1. A method for assessing the abrasion resistance or the damage to the surface of a flat material, in particular a glass pane, caused by abrasion, with the following steps

• - A coherent light beam ( 2 ) is focused on a reflective small spot ( 8 ), which is located on a transmitting substrate ( 6 ), and imaged on the surface ( 13 ) via an imaging lens ( 9 ), the small spot ( 8 ) lies in the focal point of the imaging lens ( 9 ) facing away from the surface ( 13 ),
• - The parts created by beam scattering on the portion of the surface ( 13 ) subject to abrasion are passed the opaque small spot ( 8 ) through the translucent substrate ( 6 ) and an optic ( 9, 15 ) onto a detection and evaluation arrangement ( 16, 17 ) and
• - The evaluation with regard to abrasion is based on differences in these proportions compared to the corresponding proportions obtained in the examination of at least one standard sample.

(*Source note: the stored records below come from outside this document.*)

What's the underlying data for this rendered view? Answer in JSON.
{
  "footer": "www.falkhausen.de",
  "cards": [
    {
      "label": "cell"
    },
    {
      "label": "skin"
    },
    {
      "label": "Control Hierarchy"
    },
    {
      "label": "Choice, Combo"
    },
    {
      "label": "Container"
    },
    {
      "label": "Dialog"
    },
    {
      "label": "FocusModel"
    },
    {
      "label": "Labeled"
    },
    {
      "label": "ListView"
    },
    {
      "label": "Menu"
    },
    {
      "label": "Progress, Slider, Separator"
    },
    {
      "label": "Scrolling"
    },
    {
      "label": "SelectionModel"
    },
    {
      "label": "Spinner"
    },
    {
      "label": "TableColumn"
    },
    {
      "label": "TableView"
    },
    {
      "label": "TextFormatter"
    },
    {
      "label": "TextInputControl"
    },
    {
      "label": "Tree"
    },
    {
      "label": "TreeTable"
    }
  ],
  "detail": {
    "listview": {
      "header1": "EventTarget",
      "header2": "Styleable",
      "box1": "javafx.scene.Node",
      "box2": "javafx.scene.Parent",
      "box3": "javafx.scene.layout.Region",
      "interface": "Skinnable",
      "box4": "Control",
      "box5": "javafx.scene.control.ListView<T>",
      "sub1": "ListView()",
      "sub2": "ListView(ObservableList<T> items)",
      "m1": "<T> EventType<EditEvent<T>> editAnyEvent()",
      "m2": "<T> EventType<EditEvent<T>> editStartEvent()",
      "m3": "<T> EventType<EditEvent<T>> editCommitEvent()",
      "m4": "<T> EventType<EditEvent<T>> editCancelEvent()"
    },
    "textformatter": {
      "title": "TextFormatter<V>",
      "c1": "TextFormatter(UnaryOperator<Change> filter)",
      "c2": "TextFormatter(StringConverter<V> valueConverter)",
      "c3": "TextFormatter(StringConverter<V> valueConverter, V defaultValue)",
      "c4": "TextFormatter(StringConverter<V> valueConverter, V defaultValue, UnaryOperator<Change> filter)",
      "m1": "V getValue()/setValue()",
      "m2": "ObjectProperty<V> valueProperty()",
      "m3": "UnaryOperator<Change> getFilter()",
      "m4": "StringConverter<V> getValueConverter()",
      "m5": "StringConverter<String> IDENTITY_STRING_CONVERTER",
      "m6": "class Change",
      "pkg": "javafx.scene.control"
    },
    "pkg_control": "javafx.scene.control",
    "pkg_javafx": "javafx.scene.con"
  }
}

2. The method according to claim 1, characterized in that the scattered portions ( 14 ) of the light beam ( 2 ) are detected and evaluated within the aperture angle determined by the numerical aperture of the imaging lens ( 9 ) of the light beam ( 2 ). 3. The method according to any one of claims 1 and 2, characterized in that the portions ( 14 ) on the receiving part ( 16 ) of a light intensity measuring device ( 17 ) are focused for evaluation. 4. The method according to claim 1, characterized in that the surface ( 13 ) is processed to produce the structure and the coherent beam ( 2 ) is imaged continuously or at intervals on the surface ( 13 ). 5. The method according to claim 4, characterized in that the processing is ended when a threshold value of the light intensity of the portion ( 14 ) is reached. 6. The method according to any one of claims 1 to 5, characterized, that regarding at least one certain kind of difference compared to the standard sample. 7. The method according to claim 6, characterized, that when evaluating in the Fourier plane of the optical Arrangement of a spatial frequency filter characterizing the specific type is arranged.   8. The method according to any one of claims 3 to 7, characterized in that the size of the spot ( 8 ) is determined so that during the evaluation, the detection of a certain light intensity reflects a certain state of the surface ( 13 ). 9. Apparatus for assessing the abrasion resistance or the damage to the surface of a flat material, in particular a glass pane, caused by abrasion, for carrying out the method according to one of claims 1 to 8, characterized by
a source ( 1 ) for emitting a coherent light beam ( 2 ), an optical arrangement which images the light beam ( 2 ) onto the surface ( 13 ) and on the structures of the surface ( 13 ) parts ( 14 ) of the light beam (beam scattering) 2 ) feeds a detection and evaluation arrangement ( 17 ), which has a transmitting substrate ( 6 ) which carries a reflecting small spot ( 8 ) in the focal point of the imaging lens ( 9 ) facing away from the surface ( 13 ), and a focusing arrangement ( 5 ) which focuses the coherent light beam ( 2 ) on the spot ( 8 ) so that it can be imaged on the surface by means of the imaging lens ( 9 ), the substrate ( 6 ) with the exception of the spot ( 8 ) being translucent and one A collecting lens ( 15 ) for imaging the portion ( 14 ) of the light beam ( 2 ) that has passed through the substrate ( 6 ) is provided on the detection and evaluation arrangement ( 17 ). 10. The device according to claim 9, characterized in that the imaging lens ( 9 ) of the optical arrangement and the scattered portions ( 14 ) of the light beam ( 2 ) within the aperture angle determined by the numerical aperture of the imaging lens ( 9 ) of the light beam ( 2 ) Receiving and evaluation arrangement ( 17 ) supplies. 11. Device according to one of claims 9 and 10, characterized in that the detection and evaluation arrangement ( 17 ) is a light intensity measuring device. 12. Device according to one of claims 9 to 11, in particular for assessing the abrasion resistance or the damage caused by abrasion coated surfaces, in particular surfaces with thin-film coatings, characterized in that the source ( 1 ) is a laser device, in particular a He-Ne laser device , is. 13. The device according to one of claims 9 to 12, characterized by a processing device which acts on the surface ( 13 ).